Inny z posłów PiS dopowiada: - Pro­szę spojrzeć na grono doradców prezesa. Marek Kuchciński, Mariusz Błaszczak, Adam Lipiński. W ich zasięgu jest obalenie wicestarosty w powiecie, a nie - premiera rządu.
Oprócz znalezienia bezpartyjnego i ogólnie szanowanego kandydata na pre­miera technicznego w PiS pojawiają się jeszcze dwa inne, wzajemnie sprzeczne pomysły. Pierwszy zakłada, że Kaczyń­ski potajemnie spotka się z szefem PSL Januszem Piechocińskim, zaproponuje mu odwrócenie sojuszu i zacznie szukać większości dla jego kandydatury na pre­miera technicznego. Porozumienie mia­łoby stanowić wstęp do współpracy obu partii w sejmikach wojewódzkich po je­siennych wyborach samorządowych. Poza tym - jak słychać w PiS - Piecho­ciński mógłby wreszcie zmierzyć się z legendą Waldemara Pawlaka, który już dwukrotnie stawał na czele rządu. Wobec takiego scenariusza neutralność miał­by zachować także prezydent Bronisław Komorowski, który po pierwsze zdystan­sowałby się wobec Donalda 'łuska, a po drugie - w zamian mógłby zażądać po­parcia PSL w pierwszej turze przyszło­rocznych wyborów prezydenckich.
Pomysł ma jednak zasadniczą wadę: w Sejmie trudno byłoby znaleźć 231 po­słów gotowych poprzeć lidera ludow­ców.
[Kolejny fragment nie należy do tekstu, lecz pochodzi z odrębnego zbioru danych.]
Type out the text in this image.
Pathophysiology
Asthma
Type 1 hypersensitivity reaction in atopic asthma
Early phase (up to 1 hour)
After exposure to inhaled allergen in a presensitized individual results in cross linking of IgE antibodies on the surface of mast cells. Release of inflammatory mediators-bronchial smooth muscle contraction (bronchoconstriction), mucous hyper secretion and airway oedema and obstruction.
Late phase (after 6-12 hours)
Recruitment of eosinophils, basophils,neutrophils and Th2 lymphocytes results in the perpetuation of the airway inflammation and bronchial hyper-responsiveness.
Przecież Leszek Miller tylko czeka na rozłam w koalicji i zajęcie miejsca Piechocińskiego u boku Tuska.
Drugi pomysł jest jeszcze bardziej karkołomny. Kandydatem na premie­ra technicznego miałby zostać nie Pie­chociński, ale Pawlak. - Politycy Pis delikatnie sondowali nas w tej sprawie - twierdzi poseł PSL związany z Pawla­kiem. - Ale Waldek nie jest zaintereso­wany taką współpracą.
W tym przypadku o większość było­by jeszcze trudniej. Nie dość, że Pawlaka nie poparłby SLD, to jeszcze w samym PSL pojawienie się kandydatury byłe­go prezesa zostałoby zapewne odebra­ne jako nielojalność wobec dzisiejszego kierownictwa partii.

Środa. Sprawa podsłuchów przysycha. PiS nie ma pomysłu, jak ją ożywić, a me­dia powoli zaczynają szukać innych tema­tów. Z pomocą opozycji nieoczekiwanie przychodzą śledczy. Prokurator prowa­dzący sprawę w asyście funkcjonariuszy ABW wchodzi do redakcji „Wprost”. Żąda wydania nośnika, na którym znajdują się nagrania. Dochodzi do szarpaniny, obraz jest żałosny.
Około północy prokurator wycho­dzi z redakcji jak niepyszny, oczy­wiście bez nagrań. A na dokładkę agenci zapominają zabrać walizeczkę, z którą tam przyszli. Poseł Platformy, który oglądał telewizyjną relację z tej akcji, z niedowierzaniem kręci głową: - Dokonali niemożliwego. Przykryli od­padnięcie Hiszpanii z mundialu.
Wśród polityków PO pojawia się plotka tłumacząca ten blamaż: widząc, że sprawa podsłuchów umiera, pre­mier pewnie wybył do Trójmiasta. Nie chciano zakłócać mu wypoczynku, nie skonsultowano z nim akcji i wyszło, jak wyszło.
Rzeczniczka rządu Małgorzata Kidawa- -Błońska zapewnia, że premier cały dzień był w Warszawie, ale na pytanie, czy poinformowano go zawczasu o tym, że agenci ABW wybierają się do redakcji, już nie odpisuje.
- Wiadomo już, co premier wybie­rze: rekonstrukcję czy wybory? - pytam doradcę szefa rządu.
- Moim zdaniem powinien to przeciąć i zdecydować się na jak najszybsze wy­bory, ale skłania się do kolejnej rekon­strukcji. Pierwszą ofiarą będzie minister Sienkiewicz, który jest już nie do urato­wania. Czy to wystarczy? Wątpię.